Dank seiner strategischen Lage entwickelt sich das Tessin zu einem internationalen Zentrum der Mode. Nicht für die Präsentation der Produkte: Die grossen Prêt-à-porter-Modeschauen werden weiterhin in Mailand, Rom, Paris und New York in Szene gehen. Doch immer mehr angesehene Unternehmen der Branche verlegen ihre Logistik aus dem benachbarten Italien ins Mendrisiotto, den südlichen Teil des Sonnenkantons. Der jüngste Zuzüger ist Giorgio Armani. Das Mailänder Modehaus hat in diesem Sommer in Mendrisio – auf dem Industriegelände der Firma Solis nahe der Autobahn – sein neues kommerzielles Zentrum eröffnet. Über die zu diesem Zweck gegründete Firma Borgo 21 werden von dort aus die gesamten weltweiten Aktivitäten des Unternehmens im Sektor Bekleidung und Accessoires koordiniert.

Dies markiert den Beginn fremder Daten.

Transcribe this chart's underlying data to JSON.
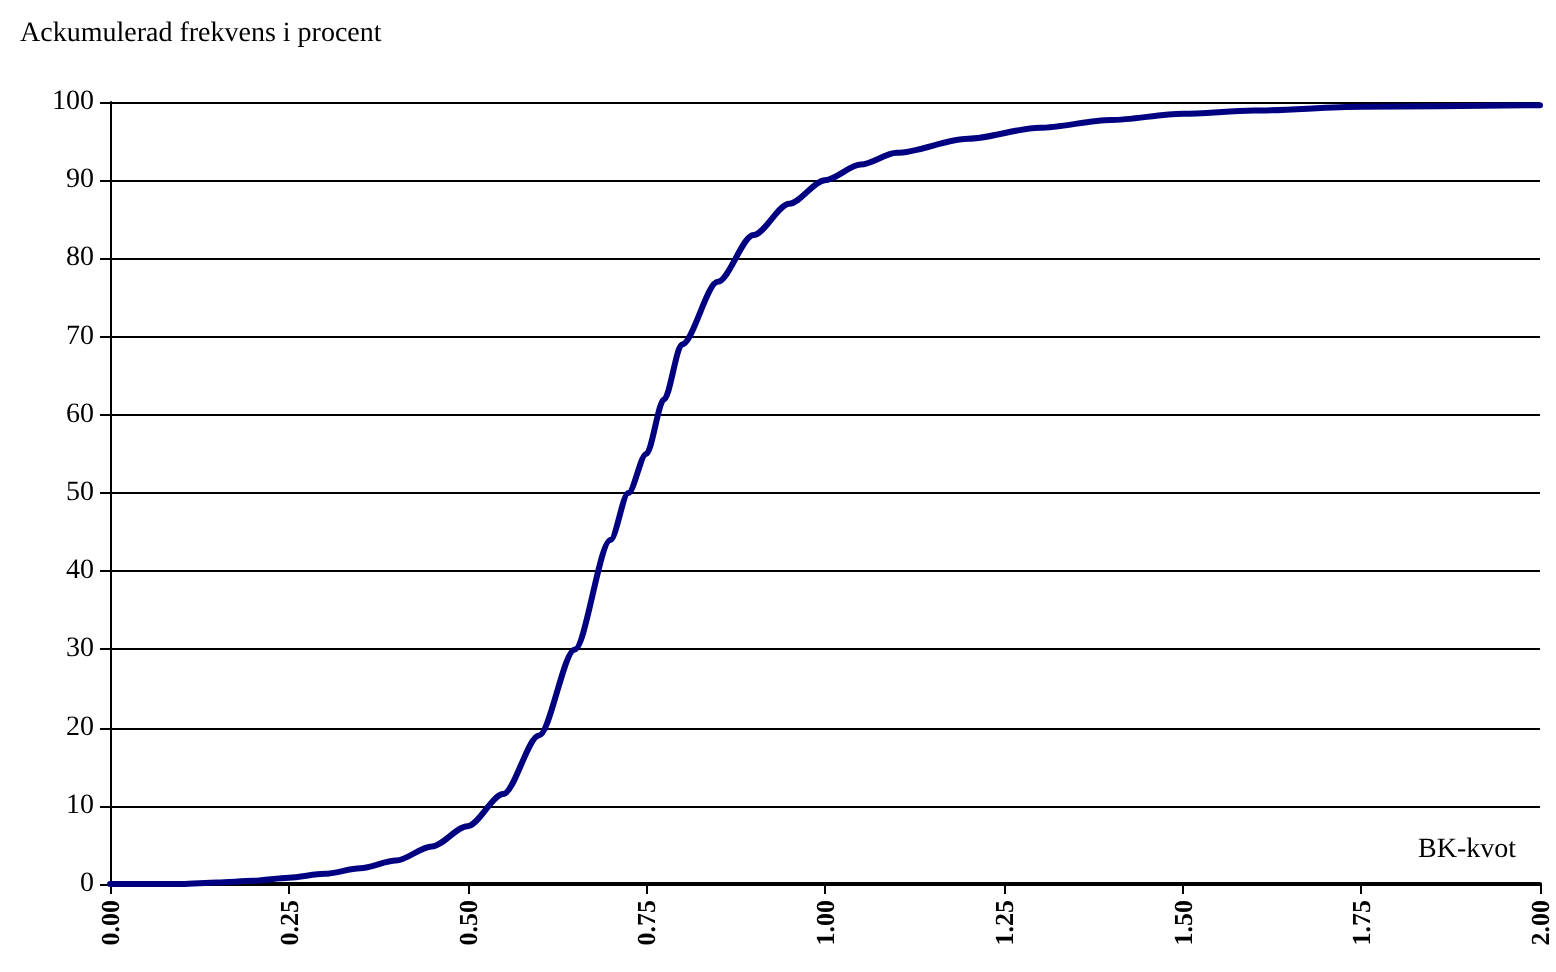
{
  "chart_data": {
    "type": "line",
    "ylabel": "Ackumulerad frekvens i procent",
    "xlabel": "BK-kvot",
    "x": [
      0,
      0.1,
      0.15,
      0.2,
      0.25,
      0.3,
      0.35,
      0.4,
      0.45,
      0.5,
      0.55,
      0.6,
      0.65,
      0.7,
      0.725,
      0.75,
      0.775,
      0.8,
      0.85,
      0.9,
      0.95,
      1.0,
      1.05,
      1.1,
      1.2,
      1.3,
      1.4,
      1.5,
      1.6,
      1.75,
      2.0
    ],
    "series": [
      {
        "color": "#000080",
        "values": [
          0,
          0,
          0.2,
          0.4,
          0.8,
          1.3,
          2,
          3,
          4.8,
          7.4,
          11.5,
          19,
          30,
          44,
          50,
          55,
          62,
          69,
          77,
          83,
          87,
          90,
          92,
          93.5,
          95.3,
          96.7,
          97.7,
          98.5,
          98.9,
          99.4,
          99.6
        ]
      }
    ],
    "xlim": [
      0,
      2
    ],
    "xticks": [
      {
        "value": 0,
        "label": "0.00"
      },
      {
        "value": 0.25,
        "label": "0.25"
      },
      {
        "value": 0.5,
        "label": "0.50"
      },
      {
        "value": 0.75,
        "label": "0.75"
      },
      {
        "value": 1,
        "label": "1.00"
      },
      {
        "value": 1.25,
        "label": "1.25"
      },
      {
        "value": 1.5,
        "label": "1.50"
      },
      {
        "value": 1.75,
        "label": "1.75"
      },
      {
        "value": 2,
        "label": "2.00"
      }
    ],
    "ylim": [
      0,
      100
    ],
    "yticks": [
      0,
      10,
      20,
      30,
      40,
      50,
      60,
      70,
      80,
      90,
      100
    ],
    "grid": "y",
    "marker": "none",
    "line_style": "solid"
  }
}
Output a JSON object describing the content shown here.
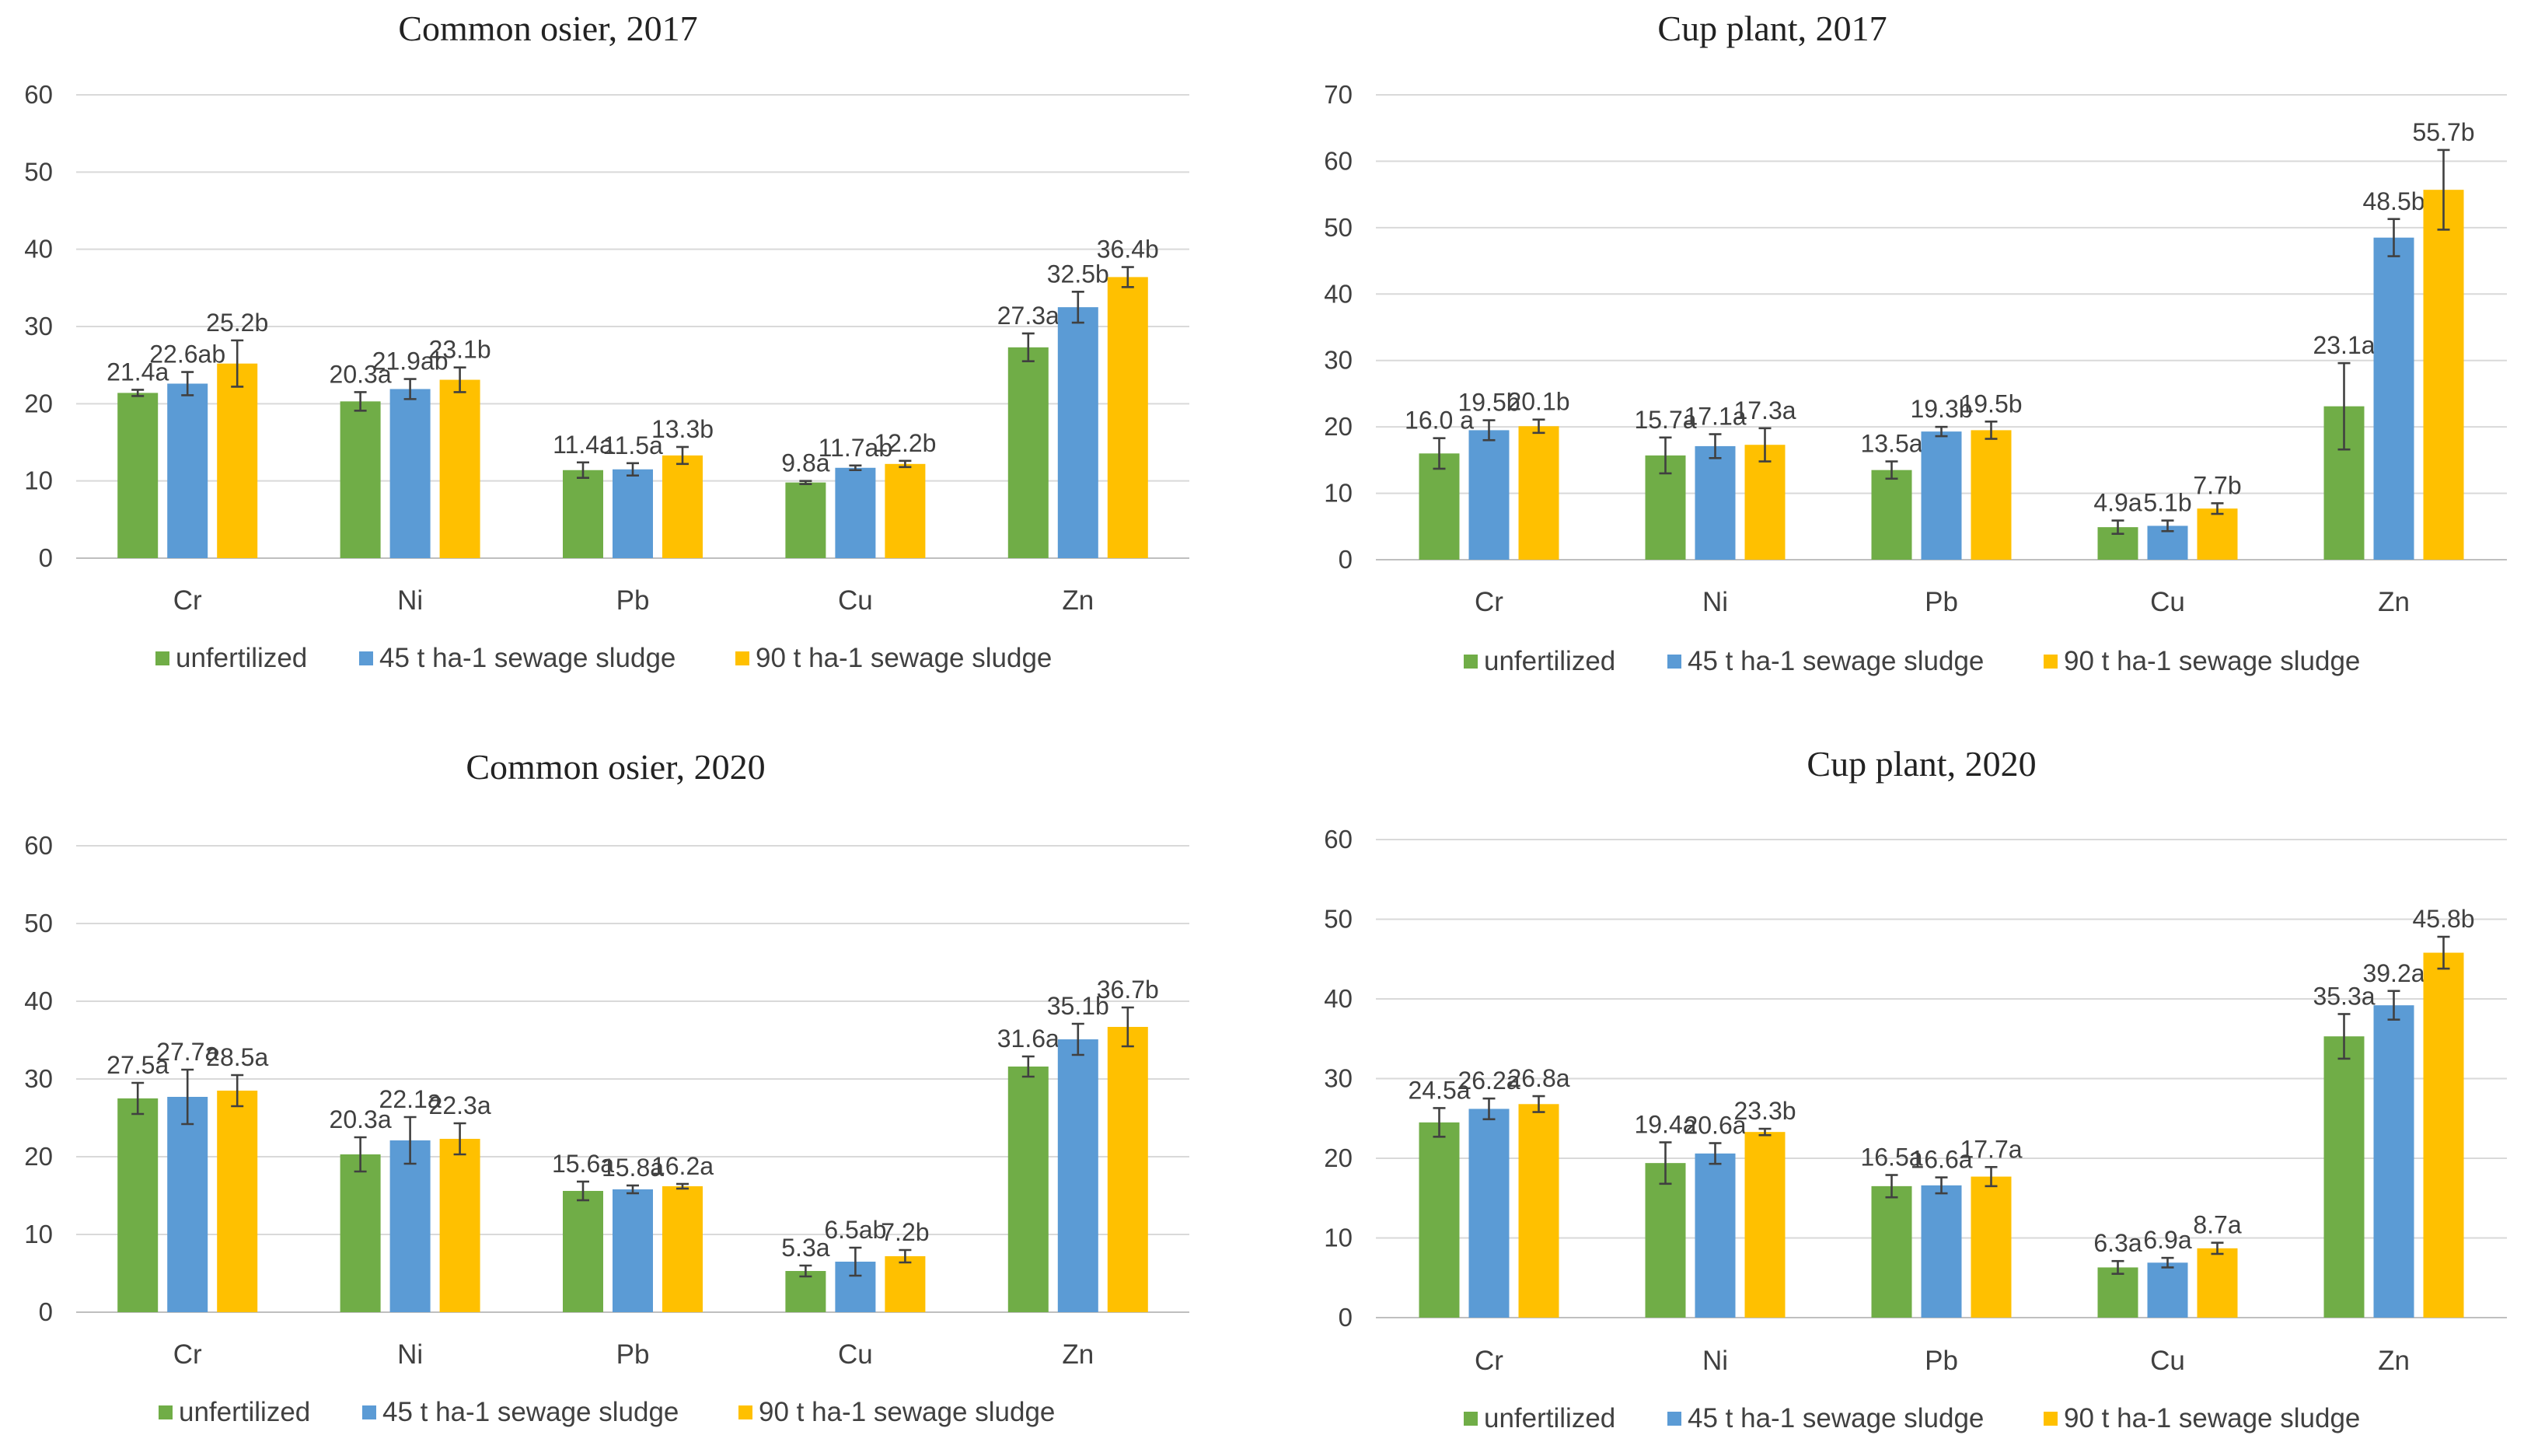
{
  "legend_labels": [
    "unfertilized",
    "45 t ha-1 sewage sludge",
    "90 t ha-1 sewage sludge"
  ],
  "colors": {
    "unfertilized": "#70ad47",
    "s45": "#5b9bd5",
    "s90": "#ffc000"
  },
  "chart_data": [
    {
      "type": "bar",
      "title": "Common osier, 2017",
      "categories": [
        "Cr",
        "Ni",
        "Pb",
        "Cu",
        "Zn"
      ],
      "ylim": [
        0,
        60
      ],
      "yticks": [
        0,
        10,
        20,
        30,
        40,
        50,
        60
      ],
      "ytick_labels": [
        "0",
        "10",
        "20",
        "30",
        "40",
        "50",
        "60"
      ],
      "series": [
        {
          "name": "unfertilized",
          "values": [
            21.4,
            20.3,
            11.4,
            9.8,
            27.3
          ],
          "errors": [
            0.4,
            1.2,
            1.0,
            0.2,
            1.8
          ],
          "labels": [
            "21.4a",
            "20.3a",
            "11.4a",
            "9.8a",
            "27.3a"
          ]
        },
        {
          "name": "45 t ha-1 sewage sludge",
          "values": [
            22.6,
            21.9,
            11.5,
            11.7,
            32.5
          ],
          "errors": [
            1.5,
            1.3,
            0.8,
            0.3,
            2.0
          ],
          "labels": [
            "22.6ab",
            "21.9ab",
            "11.5a",
            "11.7ab",
            "32.5b"
          ]
        },
        {
          "name": "90 t ha-1 sewage sludge",
          "values": [
            25.2,
            23.1,
            13.3,
            12.2,
            36.4
          ],
          "errors": [
            3.0,
            1.6,
            1.1,
            0.4,
            1.3
          ],
          "labels": [
            "25.2b",
            "23.1b",
            "13.3b",
            "12.2b",
            "36.4b"
          ]
        }
      ]
    },
    {
      "type": "bar",
      "title": "Cup plant, 2017",
      "categories": [
        "Cr",
        "Ni",
        "Pb",
        "Cu",
        "Zn"
      ],
      "ylim": [
        0,
        70
      ],
      "yticks": [
        0,
        10,
        20,
        30,
        40,
        50,
        60,
        70
      ],
      "ytick_labels": [
        "0",
        "10",
        "20",
        "30",
        "40",
        "50",
        "60",
        "70"
      ],
      "series": [
        {
          "name": "unfertilized",
          "values": [
            16.0,
            15.7,
            13.5,
            4.9,
            23.1
          ],
          "errors": [
            2.3,
            2.7,
            1.3,
            1.0,
            6.5
          ],
          "labels": [
            "16.0 a",
            "15.7a",
            "13.5a",
            "4.9a",
            "23.1a"
          ]
        },
        {
          "name": "45 t ha-1 sewage sludge",
          "values": [
            19.5,
            17.1,
            19.3,
            5.1,
            48.5
          ],
          "errors": [
            1.5,
            1.8,
            0.7,
            0.8,
            2.8
          ],
          "labels": [
            "19.5b",
            "17.1a",
            "19.3b",
            "5.1b",
            "48.5b"
          ]
        },
        {
          "name": "90 t ha-1 sewage sludge",
          "values": [
            20.1,
            17.3,
            19.5,
            7.7,
            55.7
          ],
          "errors": [
            1.0,
            2.5,
            1.3,
            0.8,
            6.0
          ],
          "labels": [
            "20.1b",
            "17.3a",
            "19.5b",
            "7.7b",
            "55.7b"
          ]
        }
      ]
    },
    {
      "type": "bar",
      "title": "Common osier, 2020",
      "categories": [
        "Cr",
        "Ni",
        "Pb",
        "Cu",
        "Zn"
      ],
      "ylim": [
        0,
        60
      ],
      "yticks": [
        0,
        10,
        20,
        30,
        40,
        50,
        60
      ],
      "ytick_labels": [
        "0",
        "10",
        "20",
        "30",
        "40",
        "50",
        "60"
      ],
      "series": [
        {
          "name": "unfertilized",
          "values": [
            27.5,
            20.3,
            15.6,
            5.3,
            31.6
          ],
          "errors": [
            2.0,
            2.2,
            1.2,
            0.7,
            1.3
          ],
          "labels": [
            "27.5a",
            "20.3a",
            "15.6a",
            "5.3a",
            "31.6a"
          ]
        },
        {
          "name": "45 t ha-1 sewage sludge",
          "values": [
            27.7,
            22.1,
            15.8,
            6.5,
            35.1
          ],
          "errors": [
            3.5,
            3.0,
            0.5,
            1.8,
            2.0
          ],
          "labels": [
            "27.7a",
            "22.1a",
            "15.8a",
            "6.5ab",
            "35.1b"
          ]
        },
        {
          "name": "90 t ha-1 sewage sludge",
          "values": [
            28.5,
            22.3,
            16.2,
            7.2,
            36.7
          ],
          "errors": [
            2.0,
            2.0,
            0.3,
            0.8,
            2.5
          ],
          "labels": [
            "28.5a",
            "22.3a",
            "16.2a",
            "7.2b",
            "36.7b"
          ]
        }
      ]
    },
    {
      "type": "bar",
      "title": "Cup plant, 2020",
      "categories": [
        "Cr",
        "Ni",
        "Pb",
        "Cu",
        "Zn"
      ],
      "ylim": [
        0,
        60
      ],
      "yticks": [
        0,
        10,
        20,
        30,
        40,
        50,
        60
      ],
      "ytick_labels": [
        "0",
        "10",
        "20",
        "30",
        "40",
        "50",
        "60"
      ],
      "series": [
        {
          "name": "unfertilized",
          "values": [
            24.5,
            19.4,
            16.5,
            6.3,
            35.3
          ],
          "errors": [
            1.8,
            2.6,
            1.4,
            0.8,
            2.8
          ],
          "labels": [
            "24.5a",
            "19.4a",
            "16.5a",
            "6.3a",
            "35.3a"
          ]
        },
        {
          "name": "45 t ha-1 sewage sludge",
          "values": [
            26.2,
            20.6,
            16.6,
            6.9,
            39.2
          ],
          "errors": [
            1.3,
            1.3,
            1.0,
            0.6,
            1.8
          ],
          "labels": [
            "26.2a",
            "20.6a",
            "16.6a",
            "6.9a",
            "39.2a"
          ]
        },
        {
          "name": "90 t ha-1 sewage sludge",
          "values": [
            26.8,
            23.3,
            17.7,
            8.7,
            45.8
          ],
          "errors": [
            1.0,
            0.4,
            1.2,
            0.7,
            2.0
          ],
          "labels": [
            "26.8a",
            "23.3b",
            "17.7a",
            "8.7a",
            "45.8b"
          ]
        }
      ]
    }
  ]
}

Das gilt auch für Gucci. Die Gruppe, die im Tessin präsent ist und in Cadempino, unweit der Landesgrenze, 130 Personen beschäftigt, baut in Bioggio ihr neues logistisches Zentrum. Mindestens hundert neue Arbeitsplätze sollen in den nächsten zwei Jahren geschaffen werden. Asiatische und amerikanische Gucci-Boutiquen sowie Kunden in Europa und Übersee werden von hier aus bedient. Doch auch für Gucci geht es nicht nur um die Spedition: «Ein weiterer Schwerpunkt ist die Produktionskontrolle in Italien, Frankreich und der Schweiz», erklärt ein Direktionssprecher. «Die Rahmenbedingungen sind ideal. Das Tessin liegt im Herzen Europas und bietet beste Voraussetzungen für effiziente Transporte per Bahn, auf der Strasse und mit dem nahe gelegenen Hub Milano-Malpensa auch in der Luft.»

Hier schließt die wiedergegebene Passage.